Asked who authorized the arrest of Daniloff, Gerasimov said only, "He was detained by workers of the Committee for State Security (KGB)."
'Secret' Maps and Photos
Daniloff, a veteran Moscow correspondent for U.S. News & World Report, was arrested Saturday by eight KGB agents who appeared in a Lenin Hills park immediately after he had accepted a package from a Soviet acquaintance. When opened, the package was found to contain two maps marked "secret" as well as photographs of Soviet military installations, Daniloff's wife, Ruth, has told reporters.
The United States has vigorously protested Daniloff's arrest, calling the allegations that he was engaged in espionage totally unfounded.
Mortimer B. Zuckerman, chairman and editor in chief of U.S. News & World Report, met with Soviet officials Tuesday in an effort to secure Daniloff's release. Among them was the senior Kremlin adviser on U.S. affairs, Georgy A. Arbatov, who told him that the reasons for Daniloff's arrest "were none of my business," Zuckerman said.
Gerasimov said Daniloff was caught in "very suspicious circumstances." To the suggestion that Daniloff had been set up by the KGB and his Soviet acquaintance, Gerasimov said, "Nobody forced him to go there (to the meeting). He didn't have to have a secret meeting."
Gerasimov said the choice of the Lenin Hills as a meeting place was suspicious by itself, adding, "This is not a proper way to collect information--to go to the park."
Many Western correspondents arrange street meetings with Soviet acquaintances who fear retaliation if they are observed talking to a foreigner.
Watch Kept on Visitors
Nearly all offices and apartments of Western correspondents in Moscow are in buildings reserved by foreigners where a careful watch is kept on visitors, especially Soviet citizens.
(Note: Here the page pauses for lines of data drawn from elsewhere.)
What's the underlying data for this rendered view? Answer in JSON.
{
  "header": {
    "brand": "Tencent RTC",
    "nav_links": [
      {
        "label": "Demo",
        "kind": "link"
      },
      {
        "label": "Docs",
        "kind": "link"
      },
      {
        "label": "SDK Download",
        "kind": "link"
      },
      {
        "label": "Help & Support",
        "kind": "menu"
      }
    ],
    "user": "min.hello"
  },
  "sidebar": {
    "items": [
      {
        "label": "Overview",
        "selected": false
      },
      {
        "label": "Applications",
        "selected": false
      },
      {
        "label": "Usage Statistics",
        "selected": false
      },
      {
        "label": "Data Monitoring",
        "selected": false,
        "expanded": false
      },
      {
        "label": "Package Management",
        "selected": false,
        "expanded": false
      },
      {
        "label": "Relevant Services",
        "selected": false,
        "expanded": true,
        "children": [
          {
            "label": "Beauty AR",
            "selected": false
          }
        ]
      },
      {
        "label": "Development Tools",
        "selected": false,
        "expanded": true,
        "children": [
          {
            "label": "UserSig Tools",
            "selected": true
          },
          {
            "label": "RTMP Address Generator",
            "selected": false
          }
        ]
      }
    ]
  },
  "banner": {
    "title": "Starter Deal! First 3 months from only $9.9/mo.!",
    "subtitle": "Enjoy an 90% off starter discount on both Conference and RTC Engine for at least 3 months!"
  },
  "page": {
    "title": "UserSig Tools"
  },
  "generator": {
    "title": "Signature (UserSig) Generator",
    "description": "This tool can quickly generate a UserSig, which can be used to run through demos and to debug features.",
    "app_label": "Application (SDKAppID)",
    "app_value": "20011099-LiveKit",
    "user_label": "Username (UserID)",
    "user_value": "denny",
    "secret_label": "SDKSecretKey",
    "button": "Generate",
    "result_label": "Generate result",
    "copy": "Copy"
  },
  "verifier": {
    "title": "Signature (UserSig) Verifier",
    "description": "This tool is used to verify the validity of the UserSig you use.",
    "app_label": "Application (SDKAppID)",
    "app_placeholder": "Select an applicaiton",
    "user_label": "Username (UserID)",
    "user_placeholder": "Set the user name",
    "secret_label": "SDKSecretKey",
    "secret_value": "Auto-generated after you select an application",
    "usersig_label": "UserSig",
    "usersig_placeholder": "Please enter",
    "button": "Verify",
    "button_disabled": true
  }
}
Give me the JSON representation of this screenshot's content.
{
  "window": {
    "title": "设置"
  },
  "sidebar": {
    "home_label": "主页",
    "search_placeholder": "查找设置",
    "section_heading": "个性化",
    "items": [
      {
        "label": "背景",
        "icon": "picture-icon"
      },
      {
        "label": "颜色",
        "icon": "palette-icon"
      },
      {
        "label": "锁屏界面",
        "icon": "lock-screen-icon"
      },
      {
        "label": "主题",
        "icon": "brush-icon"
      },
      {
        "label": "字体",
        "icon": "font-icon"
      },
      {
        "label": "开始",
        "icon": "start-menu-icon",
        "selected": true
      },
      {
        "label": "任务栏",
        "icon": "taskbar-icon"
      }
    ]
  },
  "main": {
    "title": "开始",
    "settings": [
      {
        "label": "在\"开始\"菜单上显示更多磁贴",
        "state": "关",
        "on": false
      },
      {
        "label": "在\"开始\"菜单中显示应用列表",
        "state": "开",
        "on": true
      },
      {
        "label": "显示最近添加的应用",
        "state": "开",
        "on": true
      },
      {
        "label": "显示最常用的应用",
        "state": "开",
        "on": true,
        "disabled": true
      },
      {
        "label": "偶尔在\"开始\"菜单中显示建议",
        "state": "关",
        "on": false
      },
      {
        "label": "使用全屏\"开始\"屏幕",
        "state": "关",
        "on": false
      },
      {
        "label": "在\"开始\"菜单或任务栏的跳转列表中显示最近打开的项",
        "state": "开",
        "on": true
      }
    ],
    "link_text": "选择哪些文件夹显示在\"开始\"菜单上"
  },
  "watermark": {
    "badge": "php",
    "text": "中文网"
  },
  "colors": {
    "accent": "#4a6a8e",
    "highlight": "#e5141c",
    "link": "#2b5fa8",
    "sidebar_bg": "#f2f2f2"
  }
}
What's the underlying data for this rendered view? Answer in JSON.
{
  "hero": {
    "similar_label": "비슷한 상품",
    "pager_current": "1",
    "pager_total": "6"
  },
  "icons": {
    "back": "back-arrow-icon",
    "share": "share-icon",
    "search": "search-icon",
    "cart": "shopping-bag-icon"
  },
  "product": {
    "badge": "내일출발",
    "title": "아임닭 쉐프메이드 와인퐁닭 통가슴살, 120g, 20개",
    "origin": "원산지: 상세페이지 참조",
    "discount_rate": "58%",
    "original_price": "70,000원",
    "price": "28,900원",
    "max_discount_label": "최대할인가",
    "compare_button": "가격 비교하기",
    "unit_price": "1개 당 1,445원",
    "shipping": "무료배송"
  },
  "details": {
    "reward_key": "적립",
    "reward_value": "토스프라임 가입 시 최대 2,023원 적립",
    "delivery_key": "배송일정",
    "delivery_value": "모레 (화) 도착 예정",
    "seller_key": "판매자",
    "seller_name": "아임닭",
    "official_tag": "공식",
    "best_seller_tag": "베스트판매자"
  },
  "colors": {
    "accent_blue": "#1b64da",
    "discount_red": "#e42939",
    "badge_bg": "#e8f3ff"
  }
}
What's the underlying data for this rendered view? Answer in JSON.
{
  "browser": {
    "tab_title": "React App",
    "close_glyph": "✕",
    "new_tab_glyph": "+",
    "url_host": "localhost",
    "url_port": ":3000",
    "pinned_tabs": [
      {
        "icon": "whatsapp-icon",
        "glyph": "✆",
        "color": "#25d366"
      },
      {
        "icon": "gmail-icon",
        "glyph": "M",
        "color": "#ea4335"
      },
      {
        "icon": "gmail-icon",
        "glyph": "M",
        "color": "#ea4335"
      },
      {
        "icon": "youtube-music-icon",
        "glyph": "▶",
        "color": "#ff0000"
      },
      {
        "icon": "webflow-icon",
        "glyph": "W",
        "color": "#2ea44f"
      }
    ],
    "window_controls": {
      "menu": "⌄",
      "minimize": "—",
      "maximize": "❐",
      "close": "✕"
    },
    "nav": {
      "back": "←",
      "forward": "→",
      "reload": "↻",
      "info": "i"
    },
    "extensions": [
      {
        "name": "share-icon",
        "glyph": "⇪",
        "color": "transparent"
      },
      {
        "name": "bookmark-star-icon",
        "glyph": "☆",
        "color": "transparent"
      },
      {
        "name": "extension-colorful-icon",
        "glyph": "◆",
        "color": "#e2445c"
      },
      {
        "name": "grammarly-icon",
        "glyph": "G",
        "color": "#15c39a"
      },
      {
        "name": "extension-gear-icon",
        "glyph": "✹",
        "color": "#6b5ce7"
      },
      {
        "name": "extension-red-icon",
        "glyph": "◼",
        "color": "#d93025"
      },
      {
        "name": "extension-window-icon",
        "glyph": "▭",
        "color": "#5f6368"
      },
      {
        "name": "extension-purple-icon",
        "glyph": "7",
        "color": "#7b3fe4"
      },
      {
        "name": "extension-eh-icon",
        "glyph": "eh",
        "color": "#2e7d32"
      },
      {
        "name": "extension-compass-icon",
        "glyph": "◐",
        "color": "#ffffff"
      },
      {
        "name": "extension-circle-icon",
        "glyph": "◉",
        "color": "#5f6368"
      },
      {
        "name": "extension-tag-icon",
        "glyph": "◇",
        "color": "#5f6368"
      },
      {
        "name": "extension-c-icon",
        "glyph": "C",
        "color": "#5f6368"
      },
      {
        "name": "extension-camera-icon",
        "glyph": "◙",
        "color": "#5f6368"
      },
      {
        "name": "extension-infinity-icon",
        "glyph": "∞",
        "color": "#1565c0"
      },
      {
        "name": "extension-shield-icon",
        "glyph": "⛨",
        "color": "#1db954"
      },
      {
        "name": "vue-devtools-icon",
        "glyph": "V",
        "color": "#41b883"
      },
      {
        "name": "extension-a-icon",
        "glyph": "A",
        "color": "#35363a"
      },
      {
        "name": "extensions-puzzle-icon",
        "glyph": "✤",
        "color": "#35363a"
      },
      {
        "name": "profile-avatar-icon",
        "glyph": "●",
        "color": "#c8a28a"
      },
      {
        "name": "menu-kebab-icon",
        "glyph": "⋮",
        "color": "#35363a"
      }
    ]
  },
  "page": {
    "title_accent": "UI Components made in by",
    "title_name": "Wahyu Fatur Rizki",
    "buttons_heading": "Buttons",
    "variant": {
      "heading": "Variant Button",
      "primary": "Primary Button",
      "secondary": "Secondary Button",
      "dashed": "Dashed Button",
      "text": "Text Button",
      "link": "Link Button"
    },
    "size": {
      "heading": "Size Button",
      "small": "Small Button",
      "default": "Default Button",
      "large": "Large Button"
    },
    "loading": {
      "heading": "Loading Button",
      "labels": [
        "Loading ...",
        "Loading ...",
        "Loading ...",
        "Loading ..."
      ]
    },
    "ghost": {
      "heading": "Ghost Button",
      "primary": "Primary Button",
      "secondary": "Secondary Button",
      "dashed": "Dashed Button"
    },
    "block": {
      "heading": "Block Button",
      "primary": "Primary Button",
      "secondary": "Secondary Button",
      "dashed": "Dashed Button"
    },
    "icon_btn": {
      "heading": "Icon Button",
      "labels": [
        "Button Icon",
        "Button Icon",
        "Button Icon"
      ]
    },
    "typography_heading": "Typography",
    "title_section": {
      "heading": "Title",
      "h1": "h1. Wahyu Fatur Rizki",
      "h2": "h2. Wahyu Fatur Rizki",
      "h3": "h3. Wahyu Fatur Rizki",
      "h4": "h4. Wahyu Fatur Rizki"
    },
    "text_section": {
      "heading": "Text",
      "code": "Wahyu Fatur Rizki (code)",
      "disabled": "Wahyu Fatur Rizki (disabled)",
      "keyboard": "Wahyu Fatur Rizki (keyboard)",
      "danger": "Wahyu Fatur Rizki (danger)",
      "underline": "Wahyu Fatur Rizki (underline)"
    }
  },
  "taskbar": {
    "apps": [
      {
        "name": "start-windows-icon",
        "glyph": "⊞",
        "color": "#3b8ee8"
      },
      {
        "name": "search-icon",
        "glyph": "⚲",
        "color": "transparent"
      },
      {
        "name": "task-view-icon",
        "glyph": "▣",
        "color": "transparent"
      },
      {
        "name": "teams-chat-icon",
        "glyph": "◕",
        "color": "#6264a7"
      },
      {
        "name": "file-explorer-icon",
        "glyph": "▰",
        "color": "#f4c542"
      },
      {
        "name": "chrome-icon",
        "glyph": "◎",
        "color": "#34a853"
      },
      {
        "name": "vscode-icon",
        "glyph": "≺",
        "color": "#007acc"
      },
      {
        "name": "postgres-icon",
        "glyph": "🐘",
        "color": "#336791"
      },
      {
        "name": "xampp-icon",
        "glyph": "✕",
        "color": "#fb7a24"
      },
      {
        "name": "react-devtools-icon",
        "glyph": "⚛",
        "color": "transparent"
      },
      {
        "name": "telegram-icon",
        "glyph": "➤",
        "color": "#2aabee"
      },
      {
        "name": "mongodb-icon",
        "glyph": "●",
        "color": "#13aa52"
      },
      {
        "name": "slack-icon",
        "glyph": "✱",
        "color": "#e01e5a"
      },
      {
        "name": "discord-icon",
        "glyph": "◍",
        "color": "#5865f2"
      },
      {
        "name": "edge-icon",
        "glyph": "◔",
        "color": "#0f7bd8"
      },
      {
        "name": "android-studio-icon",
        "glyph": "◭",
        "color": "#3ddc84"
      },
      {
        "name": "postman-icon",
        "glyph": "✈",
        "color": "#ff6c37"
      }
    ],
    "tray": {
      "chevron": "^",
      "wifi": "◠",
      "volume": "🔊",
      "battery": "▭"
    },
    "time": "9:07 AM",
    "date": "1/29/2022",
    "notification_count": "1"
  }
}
Gerasimov assured other foreign correspondents that they had nothing to fear if they made "normal, businesslike contacts" with Soviet citizens. "Enjoy your stay here," he said.
Asked if the material in the envelope was sufficient to convict Daniloff on espionage charges, Gerasimov said the "materials he possessed fully showed his complicity in espionage activity. This is a classic type of situation, like in a bad spy movie."
Gerasimov repeated an earlier statement that Daniloff would "go to court," implying that a decision to try the correspondent had already been made. But he later said the judicial authorities would decide whether to put the reporter on trial when a police investigation is completed. Until then, he indicated, the correspondent will be held in a Moscow prison.
Daniloff, who is fluent in Russian, worked for United Press International here for several years in the 1960s and and returned to the Soviet Union in 1981 as the correspondent of U.S. News & World Report.
He was about to end his assignment and carry out a personal project--a book on a Russian ancestor who he said had taken part in the 1825 "Decembrist" uprising against the czar. His ancestor, Daniloff has told friends, spent 30 years in Siberian exile for his role in the abortive coup.